Hakem Mete Kalkavan’ın maç sonucuna etki eden hatası olmadı. Buna karşı iki takım adına da sarı kartlık pozisyonları atladı ara ara… Bunlardan birinde Obinna kırmızı kart görebilirdi maçın sonuna doğru… Lourency’nin golünde kafasına yediği yumruktan dolayı sarı kart bile görmemiş olmasını anlayabilmiş değilim…

El-Maestro Hoca’nın devre arası ve maç esnasındaki dokunuşları yine işe yaradı ve maçoı çevirdi. Buna karşı son değişikliği daha erken yapsaydı gol yenmeyebilir miydi ya da iki tane mi yenirdi? Hayatta kontrol grubu yok…

Bir anekdot… Umbro’nun yaptığı çeşitli ülkelerden çeşitli takımların formalarının yarıştığı anketler Göztepeliler için alışık olmadıkları heyecanlar yaşattı. El Salvador, Burnley,Fluminense gibi takımlarla ülkelerle taraftarlarla etkileşim sağlandı. Göztepe’nin damalı forması finale kadar geldi. Finalde Mısır’ın Al-Ahly takımı ile eşleşti. Siz bu yazıyı okuduğunuzda o eşleşme de bitmiş olacak… Bu eşleşme bana “Yeryüzünde kibarcası odaklanmış ya da daha sokak diliyle gözü dönmüş Göztepelilerden daha tehlikeli şey sayısı oldukça azdır…” cümlesinin doğruluğunu bir kez daha hatırlattı. Saha dışı Twitter bazında bile olsa ülke dışı ile rakabet etmek atışmalar güzeldi… Sahada da rekabet edebileceğimiz günleri dilemeye devam ediyoruz…

Velhasıl kelam… Göztepe bu her şeyi yaşayacaksın… Takım haftayı elinden kaçan, geri gelen ve tekrar kaçan puanlarla geçirdi. Neyse ki en azından 1 puan alabildiler yeşil sahadan.
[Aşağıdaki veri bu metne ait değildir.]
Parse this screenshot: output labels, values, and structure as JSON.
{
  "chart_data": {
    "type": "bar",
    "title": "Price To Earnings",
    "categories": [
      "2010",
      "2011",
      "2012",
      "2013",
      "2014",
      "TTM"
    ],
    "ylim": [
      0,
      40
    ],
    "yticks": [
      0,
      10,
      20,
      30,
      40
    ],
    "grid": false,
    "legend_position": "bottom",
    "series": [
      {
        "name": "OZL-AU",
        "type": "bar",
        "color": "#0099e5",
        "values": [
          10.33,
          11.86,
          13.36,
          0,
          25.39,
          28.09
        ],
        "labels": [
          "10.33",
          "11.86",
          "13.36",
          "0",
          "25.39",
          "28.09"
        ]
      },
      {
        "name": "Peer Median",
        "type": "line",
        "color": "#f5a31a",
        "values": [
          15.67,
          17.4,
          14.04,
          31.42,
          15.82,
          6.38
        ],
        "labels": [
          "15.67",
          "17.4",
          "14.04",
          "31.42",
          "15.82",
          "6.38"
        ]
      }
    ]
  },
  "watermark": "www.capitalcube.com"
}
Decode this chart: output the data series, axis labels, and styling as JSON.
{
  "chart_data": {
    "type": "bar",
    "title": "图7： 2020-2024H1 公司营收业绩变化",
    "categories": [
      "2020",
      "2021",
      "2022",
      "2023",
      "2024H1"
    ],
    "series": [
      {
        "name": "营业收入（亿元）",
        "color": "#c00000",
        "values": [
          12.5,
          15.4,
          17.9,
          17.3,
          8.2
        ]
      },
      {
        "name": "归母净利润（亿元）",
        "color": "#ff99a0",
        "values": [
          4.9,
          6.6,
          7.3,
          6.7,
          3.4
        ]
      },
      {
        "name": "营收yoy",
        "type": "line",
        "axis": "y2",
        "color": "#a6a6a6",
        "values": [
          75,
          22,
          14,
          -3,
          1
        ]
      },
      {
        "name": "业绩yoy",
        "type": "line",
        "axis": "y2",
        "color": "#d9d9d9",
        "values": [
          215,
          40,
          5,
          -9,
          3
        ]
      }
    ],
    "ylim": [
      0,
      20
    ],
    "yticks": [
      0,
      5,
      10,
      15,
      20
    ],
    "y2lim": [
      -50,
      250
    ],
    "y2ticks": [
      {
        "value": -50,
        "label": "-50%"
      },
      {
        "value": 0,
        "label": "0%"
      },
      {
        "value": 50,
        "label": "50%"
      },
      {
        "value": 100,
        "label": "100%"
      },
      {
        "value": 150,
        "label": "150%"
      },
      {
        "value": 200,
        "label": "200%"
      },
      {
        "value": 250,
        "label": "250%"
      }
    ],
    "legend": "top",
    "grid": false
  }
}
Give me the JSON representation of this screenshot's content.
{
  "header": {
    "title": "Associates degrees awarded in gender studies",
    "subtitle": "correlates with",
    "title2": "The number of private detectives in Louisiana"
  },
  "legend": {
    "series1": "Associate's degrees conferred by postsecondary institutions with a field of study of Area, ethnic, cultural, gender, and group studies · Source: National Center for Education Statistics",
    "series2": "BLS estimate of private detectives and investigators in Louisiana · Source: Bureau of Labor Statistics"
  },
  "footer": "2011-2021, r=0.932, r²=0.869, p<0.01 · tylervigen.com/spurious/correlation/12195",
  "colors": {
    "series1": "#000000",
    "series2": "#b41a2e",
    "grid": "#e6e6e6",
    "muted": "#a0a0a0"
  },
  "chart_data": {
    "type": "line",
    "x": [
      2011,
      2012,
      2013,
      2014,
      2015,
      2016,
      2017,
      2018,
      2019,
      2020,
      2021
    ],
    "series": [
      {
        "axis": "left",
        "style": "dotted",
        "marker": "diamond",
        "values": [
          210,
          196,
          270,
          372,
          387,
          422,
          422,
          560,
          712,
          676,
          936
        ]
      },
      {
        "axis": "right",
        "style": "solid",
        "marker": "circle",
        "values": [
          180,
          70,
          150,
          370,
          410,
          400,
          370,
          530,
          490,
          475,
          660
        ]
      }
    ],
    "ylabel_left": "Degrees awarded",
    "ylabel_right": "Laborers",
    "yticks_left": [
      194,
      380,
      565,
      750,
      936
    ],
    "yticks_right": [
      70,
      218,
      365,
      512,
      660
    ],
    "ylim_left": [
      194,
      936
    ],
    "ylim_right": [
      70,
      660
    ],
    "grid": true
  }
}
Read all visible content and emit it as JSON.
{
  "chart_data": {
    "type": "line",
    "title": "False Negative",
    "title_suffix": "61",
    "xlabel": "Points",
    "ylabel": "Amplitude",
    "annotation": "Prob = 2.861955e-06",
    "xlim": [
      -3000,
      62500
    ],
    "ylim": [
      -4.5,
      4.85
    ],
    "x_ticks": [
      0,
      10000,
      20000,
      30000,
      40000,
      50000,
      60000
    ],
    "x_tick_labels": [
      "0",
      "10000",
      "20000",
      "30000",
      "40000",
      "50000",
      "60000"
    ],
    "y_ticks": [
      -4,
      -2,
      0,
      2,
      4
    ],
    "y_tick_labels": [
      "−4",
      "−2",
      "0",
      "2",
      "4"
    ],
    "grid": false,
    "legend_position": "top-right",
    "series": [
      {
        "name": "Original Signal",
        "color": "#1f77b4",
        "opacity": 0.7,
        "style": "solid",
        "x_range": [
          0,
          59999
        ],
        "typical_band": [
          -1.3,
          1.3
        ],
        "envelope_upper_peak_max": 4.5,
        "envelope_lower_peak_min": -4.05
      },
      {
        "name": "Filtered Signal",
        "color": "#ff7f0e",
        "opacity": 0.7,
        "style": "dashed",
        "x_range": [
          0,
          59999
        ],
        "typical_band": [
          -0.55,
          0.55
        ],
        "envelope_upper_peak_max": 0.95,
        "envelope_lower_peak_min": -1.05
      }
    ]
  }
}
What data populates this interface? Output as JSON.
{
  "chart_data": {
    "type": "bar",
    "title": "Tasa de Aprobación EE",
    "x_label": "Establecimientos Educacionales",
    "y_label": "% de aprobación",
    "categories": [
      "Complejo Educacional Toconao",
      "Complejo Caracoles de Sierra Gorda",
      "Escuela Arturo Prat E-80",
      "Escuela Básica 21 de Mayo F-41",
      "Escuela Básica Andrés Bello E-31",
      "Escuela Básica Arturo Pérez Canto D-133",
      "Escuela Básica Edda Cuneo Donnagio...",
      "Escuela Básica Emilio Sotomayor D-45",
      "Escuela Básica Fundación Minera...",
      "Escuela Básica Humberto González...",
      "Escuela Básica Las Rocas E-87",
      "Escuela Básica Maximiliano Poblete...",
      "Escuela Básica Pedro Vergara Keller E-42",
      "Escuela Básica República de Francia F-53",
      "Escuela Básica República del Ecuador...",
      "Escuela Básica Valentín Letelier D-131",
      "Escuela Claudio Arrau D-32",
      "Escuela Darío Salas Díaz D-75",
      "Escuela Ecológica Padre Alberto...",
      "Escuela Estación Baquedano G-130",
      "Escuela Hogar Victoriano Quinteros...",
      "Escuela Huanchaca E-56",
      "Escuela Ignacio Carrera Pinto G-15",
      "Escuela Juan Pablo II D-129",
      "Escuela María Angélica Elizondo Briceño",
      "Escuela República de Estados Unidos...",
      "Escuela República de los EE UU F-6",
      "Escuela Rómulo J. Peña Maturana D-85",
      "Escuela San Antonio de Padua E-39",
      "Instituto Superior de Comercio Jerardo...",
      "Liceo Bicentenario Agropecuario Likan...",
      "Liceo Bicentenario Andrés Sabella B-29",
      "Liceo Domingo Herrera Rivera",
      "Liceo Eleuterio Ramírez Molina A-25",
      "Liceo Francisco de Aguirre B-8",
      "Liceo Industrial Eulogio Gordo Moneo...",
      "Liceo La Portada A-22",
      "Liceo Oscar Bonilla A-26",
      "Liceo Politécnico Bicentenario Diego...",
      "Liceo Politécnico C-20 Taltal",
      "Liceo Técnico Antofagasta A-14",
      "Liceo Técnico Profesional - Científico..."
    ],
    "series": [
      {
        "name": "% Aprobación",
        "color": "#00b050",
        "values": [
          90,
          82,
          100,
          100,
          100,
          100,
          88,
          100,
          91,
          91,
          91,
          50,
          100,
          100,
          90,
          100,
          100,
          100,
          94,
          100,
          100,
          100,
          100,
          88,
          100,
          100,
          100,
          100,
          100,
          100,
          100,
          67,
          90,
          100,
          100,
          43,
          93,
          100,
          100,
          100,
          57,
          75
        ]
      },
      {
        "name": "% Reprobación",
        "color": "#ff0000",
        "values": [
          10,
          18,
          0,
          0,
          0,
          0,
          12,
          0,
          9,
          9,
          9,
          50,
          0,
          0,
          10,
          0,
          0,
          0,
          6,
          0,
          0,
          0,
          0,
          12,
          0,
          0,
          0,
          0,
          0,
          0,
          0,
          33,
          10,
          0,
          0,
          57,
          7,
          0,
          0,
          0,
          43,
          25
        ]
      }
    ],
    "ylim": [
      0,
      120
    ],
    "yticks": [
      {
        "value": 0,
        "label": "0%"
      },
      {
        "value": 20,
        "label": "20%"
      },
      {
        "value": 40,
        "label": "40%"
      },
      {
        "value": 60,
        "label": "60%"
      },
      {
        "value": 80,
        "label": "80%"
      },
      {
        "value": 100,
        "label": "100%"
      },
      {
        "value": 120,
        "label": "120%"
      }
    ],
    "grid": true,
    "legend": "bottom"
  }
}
Takımın aldığı puanlarda aslında Tijanic başta yenilerin katkısı yoğun… Ama maçı 90 dakika oynayacak güçte değiller. Devre arasına kadar Hoca değişikliği yaşamayacak düzeyde puan puanlar almaya devam ederek 17 -20 puan üstünü görebilmek ligde sezon sonunda sağ kalabilmek açısından hayati düzeyde önemli. Takım şu ana kadar 9 puan aldı, üçü içeride altısı dışarıda. İçeride daha çok puan alabilmeyi öğrenmeleri gerek… Sırada Gürsel Aksel Stadı‘nda Konyaspor maçı var... Zor gol yiyorlar… İlhan Palut başta, çok sayıda yolu Göztepe’den geçmiş var takımlarında. Umarım adil hakemlerle geçer maç… En kritik şey tribünün son maçtaki kadar ve son düdüğe dek takıma yoğun destek (üzülerek söylüyorum ki başka türlü puanlar zor gözüküyor) rakibe baskı vermesi. Sonu galibiyet olsun…

Not: Haftayı galibiyet ile kapatan voleybol ve dörtte dört yapan hentbol takımını kutluyorum.